Les risques pour la stabilité du Tchad
L’arrestation de Masra risque d’exacerber les tensions dans un pays déjà fragilisé par les conflits intercommunautaires, la menace djihadiste au nord et à l’est, et la crise humanitaire. De nombreux observateurs redoutent une radicalisation de l’opposition et une montée des violences, dans un contexte où l’armée reste le principal arbitre du pouvoir.
Vers une sortie de crise ?
La libération de Masra et l’ouverture de négociations inclusives sont perçues comme des conditions indispensables pour éviter l’enlisement de la crise.
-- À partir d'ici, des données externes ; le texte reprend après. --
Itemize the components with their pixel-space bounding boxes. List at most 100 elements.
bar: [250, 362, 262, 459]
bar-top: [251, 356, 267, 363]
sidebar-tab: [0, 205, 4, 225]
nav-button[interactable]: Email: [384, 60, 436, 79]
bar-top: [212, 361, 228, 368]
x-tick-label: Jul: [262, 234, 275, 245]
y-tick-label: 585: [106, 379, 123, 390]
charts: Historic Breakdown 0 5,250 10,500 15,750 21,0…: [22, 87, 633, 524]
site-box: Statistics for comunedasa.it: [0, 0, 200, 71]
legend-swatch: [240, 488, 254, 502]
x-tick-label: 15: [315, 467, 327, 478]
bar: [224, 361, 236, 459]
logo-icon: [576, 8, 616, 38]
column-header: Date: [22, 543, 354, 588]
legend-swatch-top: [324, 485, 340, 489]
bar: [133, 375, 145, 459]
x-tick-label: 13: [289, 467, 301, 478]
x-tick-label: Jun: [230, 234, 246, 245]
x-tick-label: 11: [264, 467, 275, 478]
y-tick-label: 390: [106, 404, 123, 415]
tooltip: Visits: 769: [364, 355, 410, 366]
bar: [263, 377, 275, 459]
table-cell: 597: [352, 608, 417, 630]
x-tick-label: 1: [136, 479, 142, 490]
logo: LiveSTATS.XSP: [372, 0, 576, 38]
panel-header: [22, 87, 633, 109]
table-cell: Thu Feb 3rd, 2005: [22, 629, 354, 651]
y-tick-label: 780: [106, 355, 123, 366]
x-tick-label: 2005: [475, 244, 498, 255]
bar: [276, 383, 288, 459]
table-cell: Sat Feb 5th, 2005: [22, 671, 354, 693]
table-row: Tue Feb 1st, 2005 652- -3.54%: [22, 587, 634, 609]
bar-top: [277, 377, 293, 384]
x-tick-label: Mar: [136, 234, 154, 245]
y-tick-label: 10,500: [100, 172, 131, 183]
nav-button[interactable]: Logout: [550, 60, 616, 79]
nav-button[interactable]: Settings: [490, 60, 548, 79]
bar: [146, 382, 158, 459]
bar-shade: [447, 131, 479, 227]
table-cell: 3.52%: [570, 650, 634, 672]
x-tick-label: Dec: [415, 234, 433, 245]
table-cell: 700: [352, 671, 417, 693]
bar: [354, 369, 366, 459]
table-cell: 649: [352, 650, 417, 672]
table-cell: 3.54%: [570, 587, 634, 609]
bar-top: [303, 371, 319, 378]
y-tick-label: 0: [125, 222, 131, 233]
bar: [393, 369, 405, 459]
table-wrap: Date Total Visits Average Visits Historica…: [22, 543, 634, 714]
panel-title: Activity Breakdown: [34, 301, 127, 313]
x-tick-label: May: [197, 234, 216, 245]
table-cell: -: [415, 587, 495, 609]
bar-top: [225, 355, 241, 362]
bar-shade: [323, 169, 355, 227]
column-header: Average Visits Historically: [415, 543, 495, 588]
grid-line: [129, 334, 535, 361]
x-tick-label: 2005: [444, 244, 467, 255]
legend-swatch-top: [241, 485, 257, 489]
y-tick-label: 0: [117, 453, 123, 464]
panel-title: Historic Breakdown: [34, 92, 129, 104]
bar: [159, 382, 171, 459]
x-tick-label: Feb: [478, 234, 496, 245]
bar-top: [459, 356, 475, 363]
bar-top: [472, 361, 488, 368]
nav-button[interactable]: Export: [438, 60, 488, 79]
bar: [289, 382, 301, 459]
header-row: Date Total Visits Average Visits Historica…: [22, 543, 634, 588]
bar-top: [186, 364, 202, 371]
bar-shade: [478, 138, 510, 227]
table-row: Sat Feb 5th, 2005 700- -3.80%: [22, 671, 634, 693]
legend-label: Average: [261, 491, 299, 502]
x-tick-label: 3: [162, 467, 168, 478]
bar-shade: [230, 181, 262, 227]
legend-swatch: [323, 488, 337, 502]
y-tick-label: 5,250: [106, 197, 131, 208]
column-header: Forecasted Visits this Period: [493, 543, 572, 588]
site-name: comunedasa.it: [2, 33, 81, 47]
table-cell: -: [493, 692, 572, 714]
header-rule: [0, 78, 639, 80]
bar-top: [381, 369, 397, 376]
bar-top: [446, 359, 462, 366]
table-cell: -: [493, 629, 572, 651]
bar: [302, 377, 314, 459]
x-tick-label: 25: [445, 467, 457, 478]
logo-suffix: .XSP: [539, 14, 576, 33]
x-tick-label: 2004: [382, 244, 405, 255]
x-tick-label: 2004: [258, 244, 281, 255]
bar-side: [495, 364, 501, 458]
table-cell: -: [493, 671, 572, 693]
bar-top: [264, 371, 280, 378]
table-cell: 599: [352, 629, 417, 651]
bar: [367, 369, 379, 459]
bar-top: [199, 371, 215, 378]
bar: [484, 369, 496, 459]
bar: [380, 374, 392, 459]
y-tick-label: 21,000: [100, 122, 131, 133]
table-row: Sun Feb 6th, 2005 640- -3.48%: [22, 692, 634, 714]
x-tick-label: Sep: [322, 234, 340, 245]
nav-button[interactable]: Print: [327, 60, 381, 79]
La communauté internationale, bien que soucieuse de la stabilité du Tchad – pivot stratégique dans la lutte contre le terrorisme au Sahel –, est de plus en plus pressée de voir émerger une transition démocratique crédible.
Conclusion
L’arrestation de Succès Masra symbolise l’impasse politique dans laquelle se trouve le Tchad. Plus que jamais, le pays a besoin d’un sursaut démocratique et d’un dialogue sincère entre toutes les forces vives. L’avenir du Tchad, et au-delà celui de la stabilité sahélienne, dépendra de la capacité des acteurs à privilégier la concertation sur la répression.